Velvet Labs: Trialling the John Lewis online experiences

Zoom fatigue has become synonymous with repeated lockdowns, so joining virtual workshops to perk your spirits might seem slightly ironic. But if truth be told, they’re actually what we need right now. 

Retail is leading the way when it comes to online consumer workshops, and since we’re big on retail at Velvet – we work with many digital, ecommerce and retail tech businesses – I tried out two Zooms, in the name of work (mostly).

John Lewis and Waitrose expanded their online workshops programme shortly after the third lockdown was announced. They’ve now got something for every age and interest. If you’re unsure of what to do with the shirt you bought when parties were legal, you can schedule a wardrobe overhaul session with a stylist. Looking to keep kids preoccupied during half term? Pencil them into an arts and crafts workshop.

Eager to test experiences that were poles apart, I signed up to how to get a good night’s sleep and, committing to a new year’s resolution, healthy WFH cooking.

I joined both as a naïve consumer. After nearly a year of life under coronavirus, I’d never tested a virtual workshop and didn’t count on one to hold my attention. But I prejudged.

I joined the Zoom session for how to get a good night’s sleep as three hosts greeted their invisible audience. My first inkling was that I was about to absorb a heap of information on mattress springs. And yes, that was part of the event – but I underestimated just how engaging the hosts could make it. All were enormously passionate even about bedsprings, and their delivery of the workshop’s agenda was seamless.

The first takeaway was that it doesn’t matter what the subject is. Knowledge and enthusiasm can turbocharge a virtual workshop into something that rivals in-person experiences. And without these two characteristics, viewership will quickly wane.

After diving into what’s at stake (a good sleep really is important to our mental health!), interactive activities became a staple of the session. I eventually found myself answering live polls while lying on a set of house keys to test the durability of my mattress. Not quite how I imagined spending a Tuesday evening.

You can’t see or hear other participants, but the ad-hoc questionnaires which coerced us into confessing our pre-bedtime sins – a large majority are guilty of too much screen time – made it feel like a collective hands-up. Watching it solo didn’t once feel lonely.

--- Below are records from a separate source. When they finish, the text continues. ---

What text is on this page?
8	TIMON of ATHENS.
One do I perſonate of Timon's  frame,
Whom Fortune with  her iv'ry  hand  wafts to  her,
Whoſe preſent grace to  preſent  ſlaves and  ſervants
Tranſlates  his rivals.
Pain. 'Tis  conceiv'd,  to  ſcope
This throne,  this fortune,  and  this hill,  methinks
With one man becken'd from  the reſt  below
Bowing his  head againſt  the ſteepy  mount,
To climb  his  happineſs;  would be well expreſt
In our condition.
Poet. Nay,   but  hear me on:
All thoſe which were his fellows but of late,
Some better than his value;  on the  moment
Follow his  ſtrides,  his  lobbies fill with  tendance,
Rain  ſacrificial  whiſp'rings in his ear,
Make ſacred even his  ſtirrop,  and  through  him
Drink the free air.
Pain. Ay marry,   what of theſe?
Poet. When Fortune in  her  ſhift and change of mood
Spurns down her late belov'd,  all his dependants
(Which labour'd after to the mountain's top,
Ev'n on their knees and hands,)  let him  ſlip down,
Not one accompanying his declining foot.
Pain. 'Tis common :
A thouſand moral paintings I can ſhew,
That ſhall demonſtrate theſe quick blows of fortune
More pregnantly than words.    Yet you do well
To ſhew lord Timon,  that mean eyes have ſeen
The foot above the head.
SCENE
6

As a John Lewis event, it won bragging rights on lounge and bedding products. Perhaps its one flaw was how long the hosts dwelled on them. But their expertise and delivery quickly assured me that John Lewis is a retailer to trust – and I’d always get bang for my buck. Experiences like these really could become the crux of long-term customer loyalty.

 Keen to demonstrate my cooking prowess, I joined healthy WFH cooking with the Waitrose Cookery School a few days later. Two chefs hosted: one on the messy, practical side, and the other answering a flurry of questions in a chatbot window. Not short of anecdotes and some questionable banter, the session was a fun, light-hearted cook-along that concocted enough meals to see me into 2022.

My initial reservation was whether I’d keep the pace with an experienced chef. But this was a course for everyone, novice to veteran. Questions put to the chefs, ranging from ingredient substitutes to storage suggestions, never stunted the process and their answers were always full of insight. Viewers were also encouraged to have a pen and paper ready to note any hacks; to my surprise I picked up skills that I’ll use in my cooking every day.

Waitrose Cookery School’s elaborate set-up was light years away from the dining room backdrops of how to get a good night’s sleep. Long-shots of the chef’s station soon panned to close-ups of the ingredients – and Waitrose own-brand ingredients unsurprisingly made several appearances. It wouldn’t have mattered to the sleep session, but a studio structure for a cookery course proved vital in giving viewers visual hints of how their meals should – and shouldn’t – look.

Both sessions were instant mood lifters. I started how to get a good night’s sleep in a slightly tiresome state, but finished it with a spring in my step. I also took valuable learnings away from healthy WFH cooking

Online experiences go a lot further than light relief or sales pushes. They’re a much-needed escape at a time when there’s little else to do other than doomscroll. The chance to learn something new, watch eager faces talking about subjects that aren’t a perilous virus, feel solace-giving as we jump in and out of lockdowns. I’m actually hoping they stay.